Filhos da guerra na Ucrânia: uso de esperma de militares mortos traz debates éticos e legais

“Como explicar a uma mulher aflita que, literalmente há alguns meses, fazia planos com o marido para ter um filho, e que enquanto o marido defendia o Estado e morria, os nossos legisladores o privaram do direito de ser pai após a sua morte?”, escreveu, em uma publicação no Facebook em janeiro, a advogada ucraniana Olena Babych, citando um caso que, em dias, se tornaria uma importante causa política no país.

Olena se referia ao relato de uma mulher que perdeu o marido na guerra contra a Rússia, e que estava sendo impedida por uma nova lei, aprovada em dezembro, de usar o esperma congelado dele em uma inseminação. A queixa viralizou no país, e chegou ao Parlamento, onde uma nova lei, permitindo o uso, deve ser aprovada em breve.
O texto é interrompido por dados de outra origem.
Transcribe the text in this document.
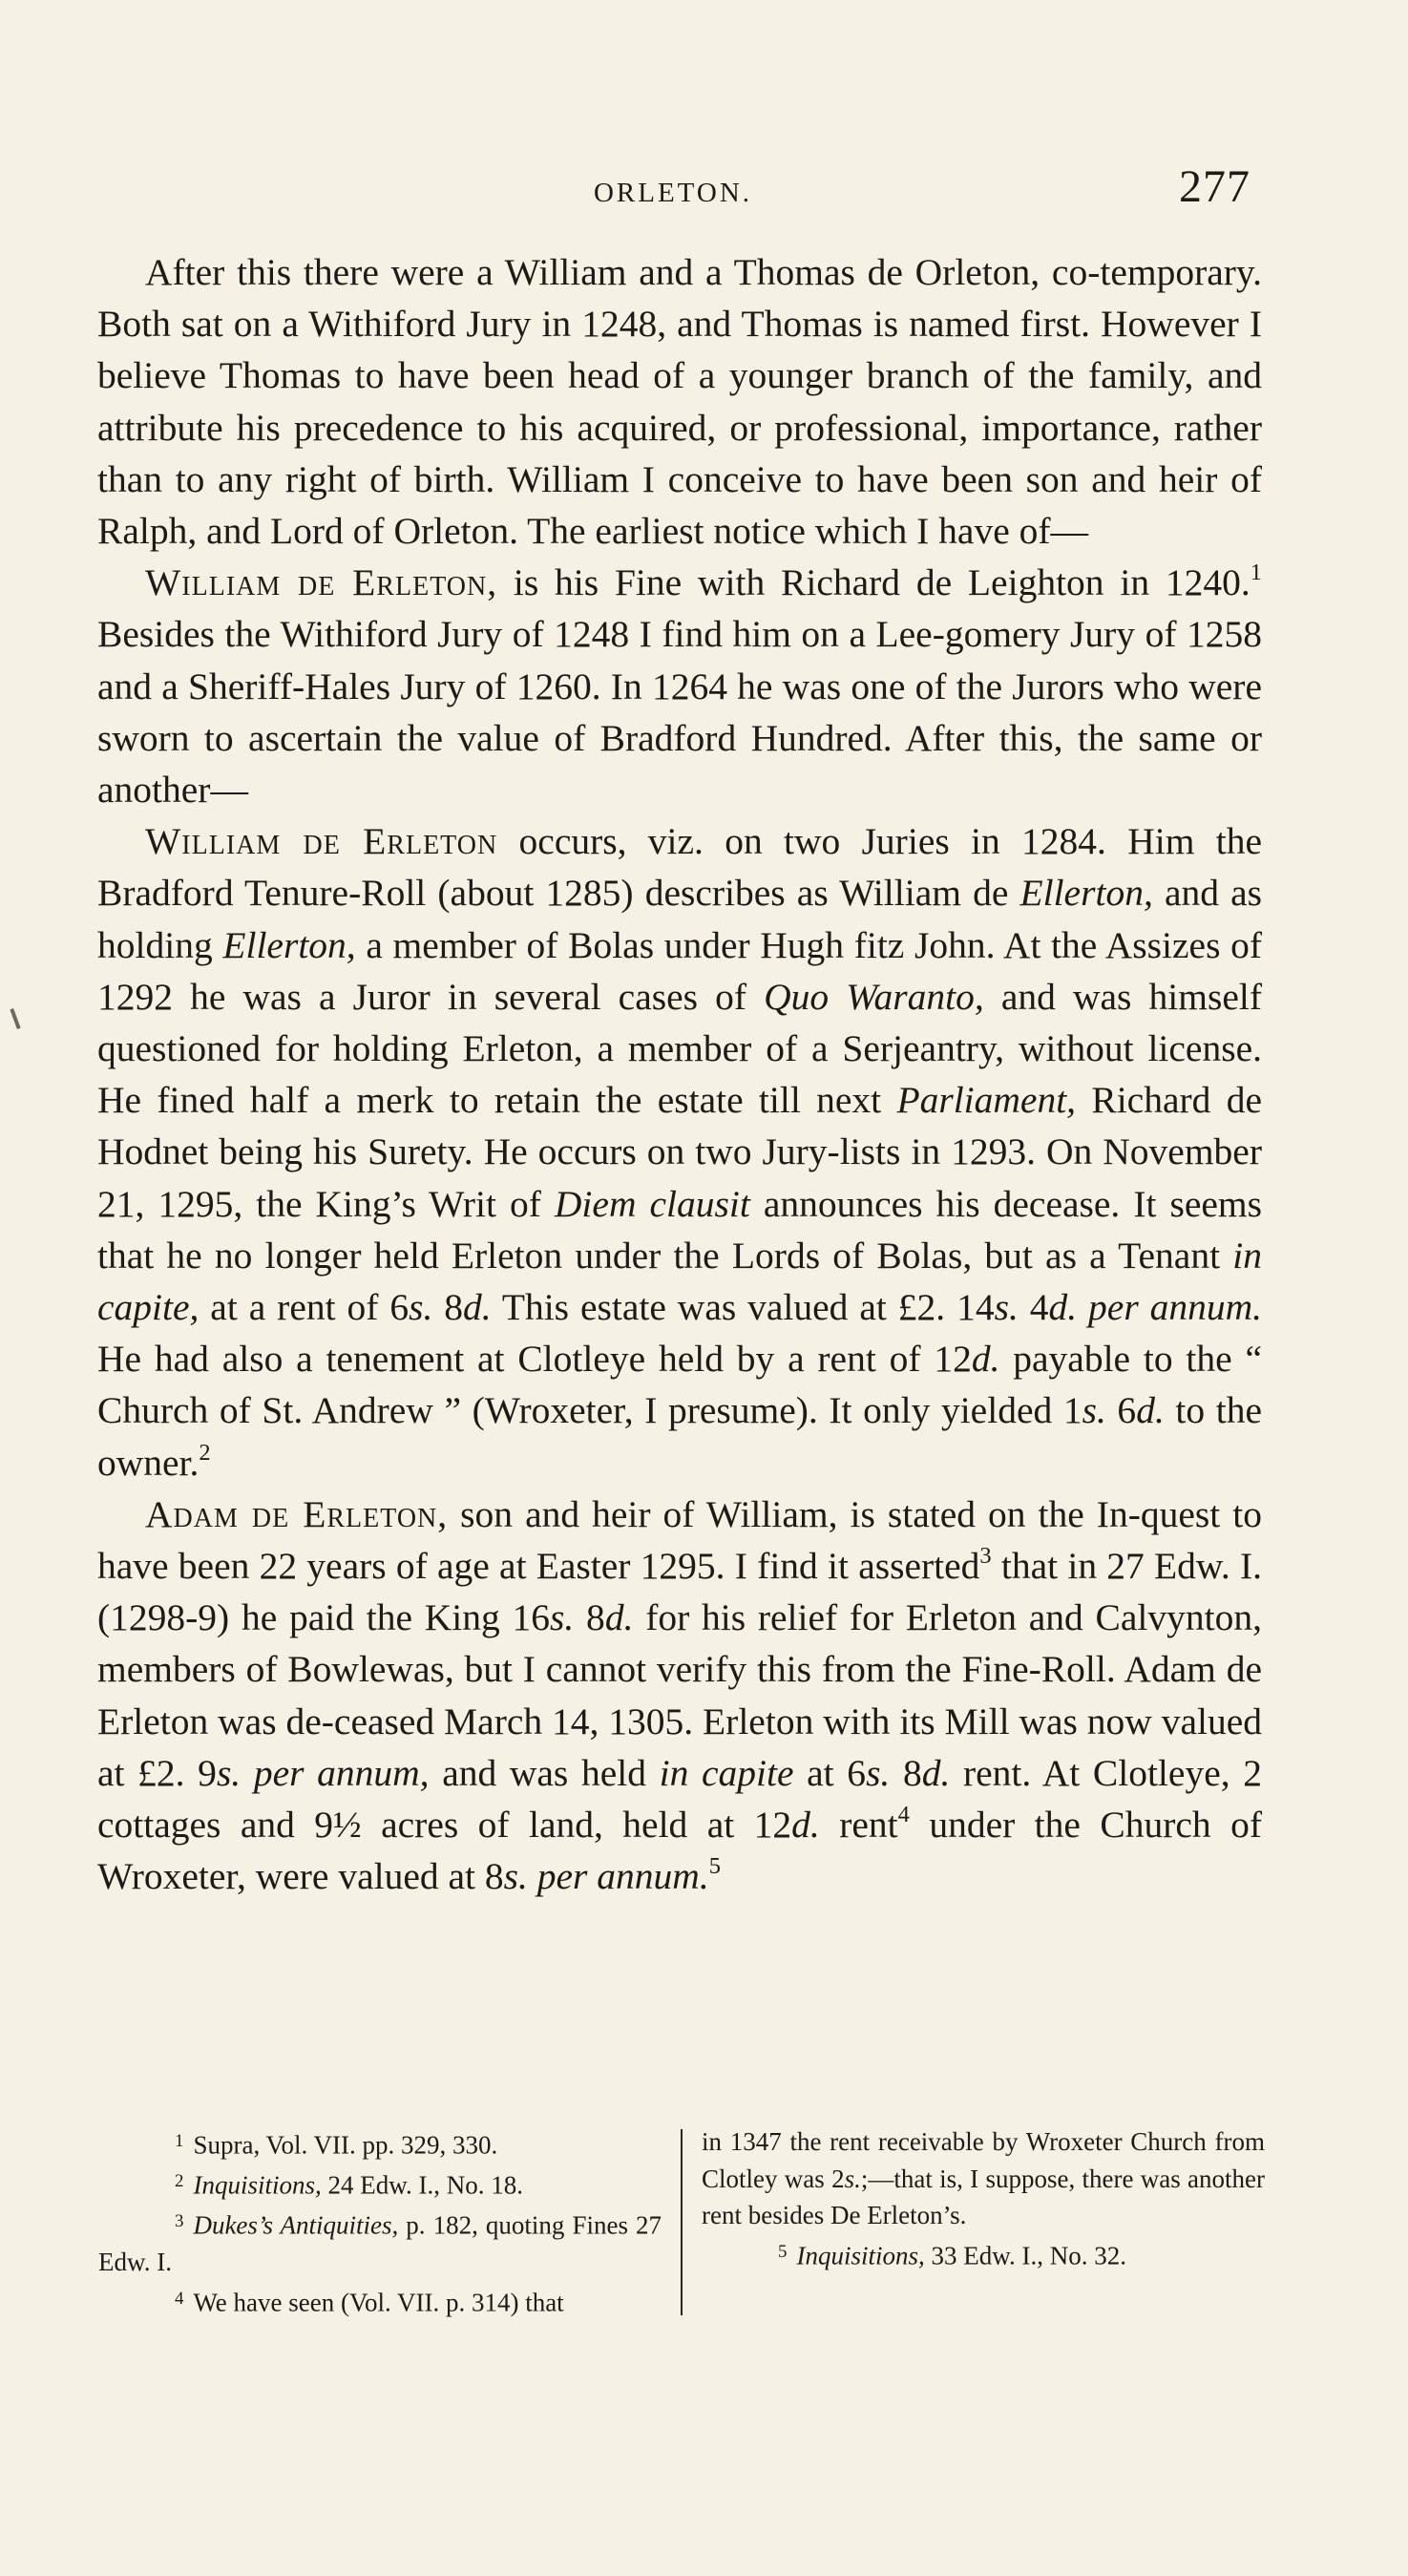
ORLETON.	277

After this there were a William and a Thomas de Orleton, co-temporary. Both sat on a Withiford Jury in 1248, and Thomas is named first. However I believe Thomas to have been head of a younger branch of the family, and attribute his precedence to his acquired, or professional, importance, rather than to any right of birth. William I conceive to have been son and heir of Ralph, and Lord of Orleton. The earliest notice which I have of—

William de Erleton, is his Fine with Richard de Leighton in 1240.$^1$ Besides the Withiford Jury of 1248 I find him on a Lee-gomery Jury of 1258 and a Sheriff-Hales Jury of 1260. In 1264 he was one of the Jurors who were sworn to ascertain the value of Bradford Hundred. After this, the same or another—

William de Erleton occurs, viz. on two Juries in 1284. Him the Bradford Tenure-Roll (about 1285) describes as William de Ellerton, and as holding Ellerton, a member of Bolas under Hugh fitz John. At the Assizes of 1292 he was a Juror in several cases of Quo Waranto, and was himself questioned for holding Erleton, a member of a Serjeantry, without license. He fined half a merk to retain the estate till next Parliament, Richard de Hodnet being his Surety. He occurs on two Jury-lists in 1293. On November 21, 1295, the King’s Writ of Diem clausit announces his decease. It seems that he no longer held Erleton under the Lords of Bolas, but as a Tenant in capite, at a rent of 6s. 8d. This estate was valued at £2. 14s. 4d. per annum. He had also a tenement at Clotleye held by a rent of 12d. payable to the “ Church of St. Andrew ” (Wroxeter, I presume). It only yielded 1s. 6d. to the owner.$^2$

Adam de Erleton, son and heir of William, is stated on the In-quest to have been 22 years of age at Easter 1295. I find it asserted$^3$ that in 27 Edw. I. (1298-9) he paid the King 16s. 8d. for his relief for Erleton and Calvynton, members of Bowlewas, but I cannot verify this from the Fine-Roll. Adam de Erleton was de-ceased March 14, 1305. Erleton with its Mill was now valued at £2. 9s. per annum, and was held in capite at 6s. 8d. rent. At Clotleye, 2 cottages and 9½ acres of land, held at 12d. rent$^4$ under the Church of Wroxeter, were valued at 8s. per annum.$^5$

1 Supra, Vol. VII. pp. 329, 330.

2 Inquisitions, 24 Edw. I., No. 18.

3 Dukes’s Antiquities, p. 182, quoting Fines 27 Edw. I.

4 We have seen (Vol. VII. p. 314) that

in 1347 the rent receivable by Wroxeter Church from Clotley was 2s.;—that is, I suppose, there was another rent besides De Erleton’s.

5 Inquisitions, 33 Edw. I., No. 32.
Mais do que ressaltar um tema local, a publicação de Babych serviu para jogar luz sobre uma prática cada vez mais frequente entre militares de nações em guerra: o congelamento de esperma e óvulos antes da ida para o front. Uma forma de garantir uma gestação futura, em caso de acidente ou de morte, e que traz consigo uma série de questões legais e éticas.

Apesar do debate atual, homens e mulheres já congelam há muito tempo seus espermas e óvulos para posterior utilização, por razões de saúde ou escolhas pessoais. Neste contexto, a guerra se tornou mais um fator.

“Por exemplo, o congelamento é feito antes de uma quimioterapia, de uma radioterapia pélvica ou de um procedimento cirúrgico em que vai ser necessário retirar os testículos ou os ovários. Existe também a procura antes da vasectomia, por homens que fazem o procedimento mas eventualmente não sabem se no futuro não vão desejar um novo filho”, afirmou a presidente da Sociedade Brasileira de Reprodução Humana, Paula Andrea de Albuquerque Salles Navarro.

Retirada póstuma

Dentre os países cujas Forças Armadas têm políticas de reprodução humana, nenhum tem ações tão inovadoras (ou extremas) como Israel. Em um país considerado vanguarda do setor, uma técnica conhecida como retirada póstuma de esperma é usada há anos em militares e civis para permitir que uma pessoa, mesmo depois de morta, possa ser pai ou mãe de uma criança.

Esse procedimento precisa ser realizado até 72 horas após o falecimento, e as células poderão ser armazenadas por tempo indeterminado, como o material retirado de maneira tradicional. Como apontou a dra. Paula Andrea, a técnica não está disponível no Brasil, tampouco há previsão para seu uso, mas em Israel há alguns casos emblemáticos.

Avanços científicos, especialmente os que lidam com a vida, são acompanhados por longas discussões legais, éticas e morais. O diretor do Centro de Direito da Saúde e Bioética do Kiryat Ono College, Gil Siegal, em entrevista à CNN defendeu uma reflexão sobre o uso do material genético de pessoas que não estão mais entre nós: para ele, é necessário pensar “nas implicações da orfandade planejada, motivada pelo pedido dos pais do falecido”.

A professora de Direito Civil da Universidade Federal da Bahia, Amanda Barbosa, reconheceu ser necessário um debate sobre o uso póstumo de material genético, mas vê outras questões à frente da “orfandade planejada”.

“Ao meu ver, o consentimento prévio é ainda mais relevante, embora não desconsidere os impactos psicológicos da ausência de um pai ou de uma mãe no crescimento de um ser humano”, afirmou. “Nós estamos falando de um contexto ético e jurídico que admite que pessoas solteiras sozinhas façam uso da reprodução humana assistida ou que adotem crianças. Então se nós admitimos esse argumento [da orfandade planejada] para impedir o uso do material biológico na reprodução humana seria incoerente.”

Para os parentes de pessoas que morreram e tiveram suas células retiradas, cada decisão traz consigo uma carga emocional própria, que deve ser respeitada.

“Eu entendo por que as pessoas dizem ‘isso é errado’. Mas se você nunca esteve nesta posição, é uma longa jornada. Uma jornada que nunca termina. Eu sou mãe agora, eu lembro do olhar nas faces de meus pais quando estavam enterrando seu filho. E era apenas uma tela em branco”, disse ao site Stat News Wendy Ward, cujo irmão, Daniel Christy, teve o esperma retirado e congelado depois de morrer em um acidente de carro, em 2007.